Groupwide business volumes grew by 3.5% and pricing decreased by 0.2%, reflecting lower raw material prices on average across the period.

Reported revenues increased by 2.2%, encompassing: the business volume growth and pricing; an adverse transaction currency impact of 0.1%; contribution from acquisitions of 3.9%; and an adverse translation currency impact of 4.9%.

Group trading profit margin was maintained, reflecting a 20 basis points improvement in Taste & Nutrition, with underlying margin improvement in Consumer Foods being offset by the sterling transaction impact, resulting in a 60 basis points margin reduction in the division.

Taste & Nutrition

The Taste & Nutrition division achieved “good” growth across global, regional and local customer groupings.
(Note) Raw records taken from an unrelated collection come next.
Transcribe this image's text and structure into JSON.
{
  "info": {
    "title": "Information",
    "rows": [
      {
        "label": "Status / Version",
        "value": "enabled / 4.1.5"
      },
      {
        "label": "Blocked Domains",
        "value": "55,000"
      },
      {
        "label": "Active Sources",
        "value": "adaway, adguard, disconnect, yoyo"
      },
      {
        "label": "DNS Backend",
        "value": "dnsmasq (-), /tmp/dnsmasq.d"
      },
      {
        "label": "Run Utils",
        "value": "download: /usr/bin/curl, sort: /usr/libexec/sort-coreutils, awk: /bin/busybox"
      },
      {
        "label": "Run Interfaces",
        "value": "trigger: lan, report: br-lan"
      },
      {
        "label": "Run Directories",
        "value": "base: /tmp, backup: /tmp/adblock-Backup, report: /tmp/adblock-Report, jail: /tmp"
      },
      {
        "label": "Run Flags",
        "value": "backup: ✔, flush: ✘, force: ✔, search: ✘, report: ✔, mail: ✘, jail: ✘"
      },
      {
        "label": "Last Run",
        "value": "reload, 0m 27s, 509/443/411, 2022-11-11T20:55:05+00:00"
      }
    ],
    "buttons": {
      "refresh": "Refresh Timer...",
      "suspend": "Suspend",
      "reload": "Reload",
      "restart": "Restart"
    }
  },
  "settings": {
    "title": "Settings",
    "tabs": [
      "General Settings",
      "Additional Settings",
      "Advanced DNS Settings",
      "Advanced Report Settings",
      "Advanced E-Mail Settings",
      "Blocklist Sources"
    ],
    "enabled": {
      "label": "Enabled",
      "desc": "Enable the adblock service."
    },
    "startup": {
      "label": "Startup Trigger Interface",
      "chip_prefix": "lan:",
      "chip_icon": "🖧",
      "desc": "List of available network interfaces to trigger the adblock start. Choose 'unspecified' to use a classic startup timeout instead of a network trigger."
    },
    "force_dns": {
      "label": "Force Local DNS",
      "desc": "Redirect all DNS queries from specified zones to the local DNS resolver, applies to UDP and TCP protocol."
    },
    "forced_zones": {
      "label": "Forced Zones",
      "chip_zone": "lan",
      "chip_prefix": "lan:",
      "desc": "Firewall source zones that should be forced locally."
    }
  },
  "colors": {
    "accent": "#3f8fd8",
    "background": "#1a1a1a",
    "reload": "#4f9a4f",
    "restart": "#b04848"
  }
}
Growth in developed markets was solid, whilst developing markets delivered strong broad-based growth of 9.7%.

Foodservice delivered good performance in the period, the company says, growing at 5.8%.

Kerry’s Taste technologies continued to record strong performance, with TasteSense sugar-reduction technology and natural extracts being highlighted as key drivers of growth.

In North America, Kerry Group acquired Flavor Source, based in Arkansas.

Consumer Foods

Whilst the UK consumer landscape had been resilient in the first half of 2018, demand softened in a number of categories in the third quarter.

‘Food to Go’ performed well with strong growth in Cheestrings and Fridge Raiders ranges.

During the third quarter, the relaunch of the Fridge Raiders brand was completed, with positive early signs reported.

Strategic Acquisitions

On October 25, at Kerry’s Investor Day in Singapore, it was announced that agreement was reached to acquire Fleischmann’s Vinegar Company Inc and AATCO Food Industries LLC.

These acquisitions “further expand the Group’s foundational technology portfolio, as well as strengthen its foodservice and developing markets positioning, in line with its strategic growth priorities”, according to the company.

Total consideration for the acquisitions is expected to be €365 million. These acquisitions have annualised revenues of approximately €150 million.

Fleischmann’s is a USDA-certified all-natural producer of specialty ingredients; headquartered in California, it has manufacturing facilities in Washington, New York, Maryland, Illinois, Missouri, Alabama and California.

Meanwhile, AATCO Food Industries LLC is a provider of culinary sauces to the foodservice channel.

Headquartered in Muscat, Oman, with manufacturing facilities in Saudi Arabia and India, AATCO Food Industries provides a platform for business development in the Middle East and Africa, according to Kerry.

The group has said it will finance these acquisitions from existing lines of credit and it is anticipated that the transactions will be completed prior to year-end, subject to routine regulatory and closing conditions.